The Act also gives the CCPC significant new merger control powers, including the ability to ‘call in’ below threshold mergers, issue requirements for information to third parties, impose interim measures and to unwind certain transactions. These changes, and more, are explored in greater detail in our recent merger control Insight and our ‘Competition (Amendment) Act 2022’ Insight.
CCPC Updates Policies And Procedures
This year, the CCPC updated, and in some cases introduced, a number of guidelines and procedures, primarily to take account of the Competition (Amendment) Act 2022, including the following:
- Merger Notification Form, which now also requires more detailed information from notifying parties.

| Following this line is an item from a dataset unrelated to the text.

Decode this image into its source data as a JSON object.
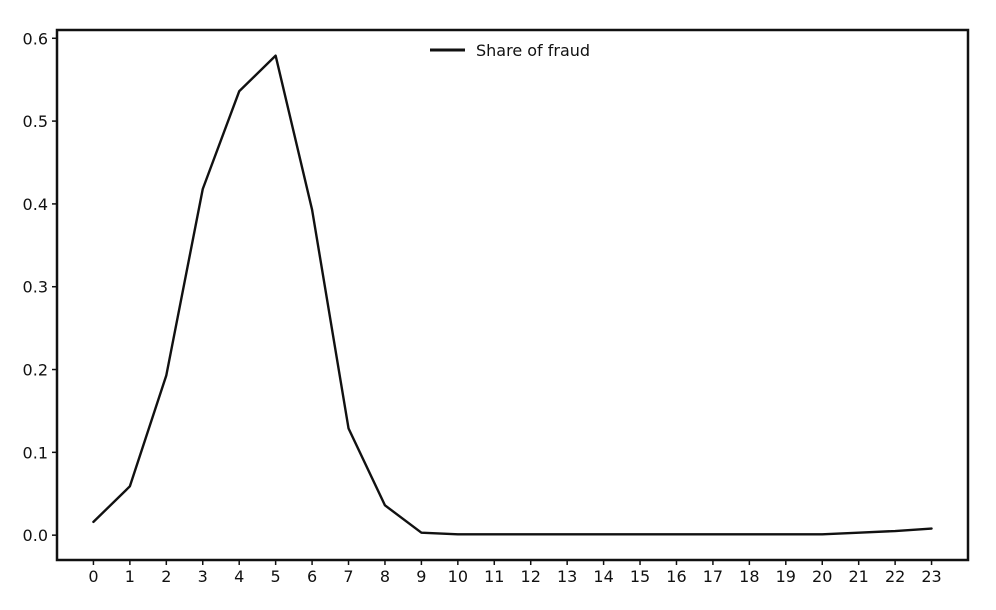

- Mergers and Acquisition Procedures, which includes changes made in light of the CCPC’s more recent experience.
- Guidance Note on Pre-Notification Merger Discussions, which further highlights the CCPC’s views on the importance of pre-notification discussions and the information parties should provide prior to such discussions.
- A series of policies, guidelines and procedures, including:
– CCPC & ComReg Joint Policy on Leniency Applications in the electronic communications sector
– Guidance note on the interaction between the CIP and the ALP
– Guidance note on the CCPC’s choice of enforcement regime for breaches of competition law
– Guidelines on the determination of administrative financial sanctions and periodic penalty payments, and
– Guidance on access to the file procedures.
CCPC Resumes Dawn Raids
In December 2023, the CCPC conducted searches of businesses as part of an on-going criminal investigation into potential breaches of competition law in the publicly funded transport sector. These appear to be the only dawn raids conducted by the CCPC in 2023 but may be indicative of further dawn raids to come in 2024 as the CCPC seeks to put its expanded powers into action.

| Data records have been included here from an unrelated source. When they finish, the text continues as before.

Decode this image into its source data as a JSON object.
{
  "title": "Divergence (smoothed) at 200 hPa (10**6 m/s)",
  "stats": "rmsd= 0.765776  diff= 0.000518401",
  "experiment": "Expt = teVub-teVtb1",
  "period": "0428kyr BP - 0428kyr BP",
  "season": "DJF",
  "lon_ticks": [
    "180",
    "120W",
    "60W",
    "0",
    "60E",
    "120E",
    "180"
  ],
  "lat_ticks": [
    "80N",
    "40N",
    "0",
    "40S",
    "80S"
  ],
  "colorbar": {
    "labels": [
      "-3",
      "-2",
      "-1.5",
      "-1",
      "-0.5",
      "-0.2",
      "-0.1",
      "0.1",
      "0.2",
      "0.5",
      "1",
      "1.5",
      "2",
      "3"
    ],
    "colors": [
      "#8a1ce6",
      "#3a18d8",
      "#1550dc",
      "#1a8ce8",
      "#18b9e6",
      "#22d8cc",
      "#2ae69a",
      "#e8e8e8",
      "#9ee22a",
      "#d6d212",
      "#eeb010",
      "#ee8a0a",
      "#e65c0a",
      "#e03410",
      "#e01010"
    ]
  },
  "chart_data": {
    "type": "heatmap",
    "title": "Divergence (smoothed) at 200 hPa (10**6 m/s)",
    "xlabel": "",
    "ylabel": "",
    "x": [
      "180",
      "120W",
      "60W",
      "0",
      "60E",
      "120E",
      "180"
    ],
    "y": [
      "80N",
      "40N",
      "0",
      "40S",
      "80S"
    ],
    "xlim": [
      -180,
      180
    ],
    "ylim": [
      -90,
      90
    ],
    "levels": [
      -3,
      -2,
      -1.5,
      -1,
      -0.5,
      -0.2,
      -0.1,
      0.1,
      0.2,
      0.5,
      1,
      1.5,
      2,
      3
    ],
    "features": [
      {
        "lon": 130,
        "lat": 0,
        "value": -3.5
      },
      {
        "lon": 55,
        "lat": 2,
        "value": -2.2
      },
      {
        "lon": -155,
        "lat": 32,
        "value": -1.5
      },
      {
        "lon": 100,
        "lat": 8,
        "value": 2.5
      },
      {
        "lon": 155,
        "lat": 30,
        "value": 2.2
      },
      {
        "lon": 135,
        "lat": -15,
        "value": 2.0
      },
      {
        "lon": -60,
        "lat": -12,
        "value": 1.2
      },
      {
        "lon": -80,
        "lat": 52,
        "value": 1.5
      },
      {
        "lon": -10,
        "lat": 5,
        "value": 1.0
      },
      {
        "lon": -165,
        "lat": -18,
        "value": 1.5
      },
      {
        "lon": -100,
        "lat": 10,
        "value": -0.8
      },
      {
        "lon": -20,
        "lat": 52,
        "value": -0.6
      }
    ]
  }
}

Another Busy Year for the CCPC’s Mergers Division
Number of Mergers by Sector 2022 – 2023
Looking Ahead To 2024
Introduction Of Mandatory FDI Screening In Ireland
It is anticipated that the Screening of Third Country Transactions Act (the STCT Act) will be implemented by Ministerial Order in Q2 2024.The Act will introduce a mandatory and suspensory notification regime which applies to transactions which meet certain criteria. Our Insight on ‘The Screening of Third Country Transactions Act’ outlines the key features of the STCT Act. For further information, see the Irish chapter we contributed to the International Comparative Legal Guide on Foreign Direct Investment Regimes 2024.
As there is currently no investment screening regime in place in Ireland, it is expected that the STCT Act will have a significant impact on the timeline for transactions involving foreign investment into Ireland. The STCT Act sets a low financial threshold for mandatory screening. In addition, the categories of sensitive and strategic activities are defined broadly, with the STCT Act referring to the matters set out in Article 4(a) to (e) of the EU Screening Regulation 2019/452. This means that the STCT Act has the potential to cast a very wide net.

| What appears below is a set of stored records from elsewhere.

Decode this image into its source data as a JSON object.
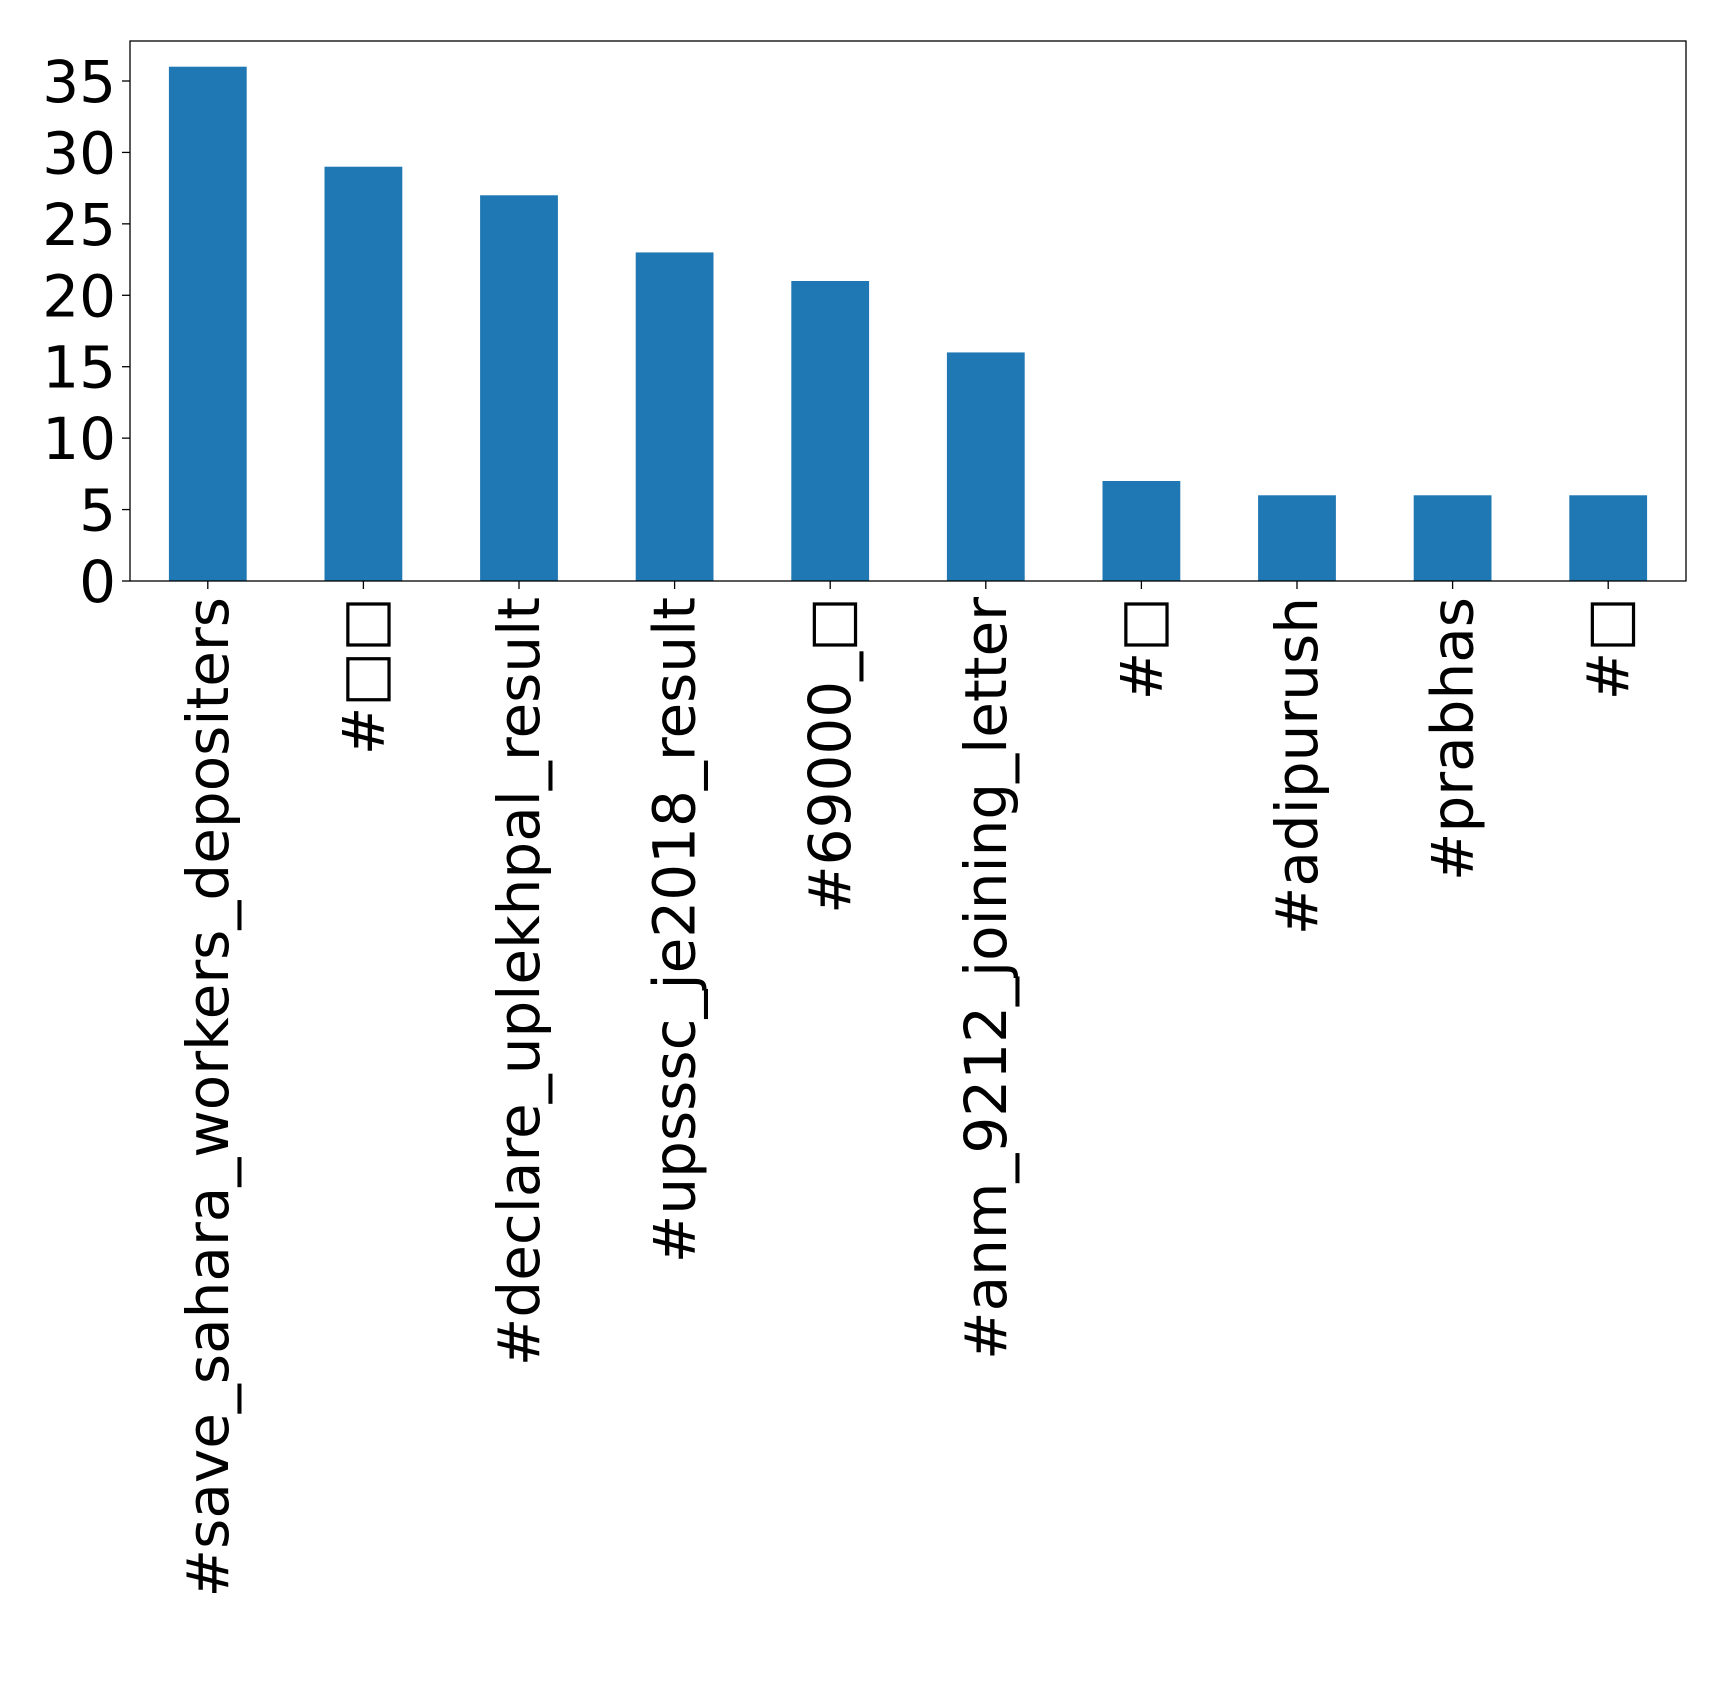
{
  "chart_data": {
    "type": "bar",
    "title": "",
    "xlabel": "",
    "ylabel": "",
    "categories": [
      "#save_sahara_workers_depositers",
      "#□□",
      "#declare_uplekhpal_result",
      "#upsssc_je2018_result",
      "#69000_□",
      "#anm_9212_joining_letter",
      "#□",
      "#adipurush",
      "#prabhas",
      "#□"
    ],
    "values": [
      36,
      29,
      27,
      23,
      21,
      16,
      7,
      6,
      6,
      6
    ],
    "y_ticks": [
      0,
      5,
      10,
      15,
      20,
      25,
      30,
      35
    ],
    "ylim": [
      0,
      37.8
    ],
    "grid": false,
    "legend": "none",
    "bar_color": "#1f77b4"
  }
}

The STCT Act also gives the Minister for Enterprise, Trade and Employment retroactive powers to ‘call in’ transactions not required to be notified where the Minister has reasonable grounds for believing the transaction is likely to affect the security or public order of the State. The Minister cannot review any transaction that completed more than 15 months before the commencement of the STCT Act.
CCPC To Update Guidelines For Merger Analysis In 2024
The CCPC recently announced its plans to update the Guidelines for Merger Analysis in 2024. The current Guidelines were published in 2013 and have not been updated since then. As part of the process, it is expected that the CCPC will open a public consultation to engage with stakeholders and other interested parties.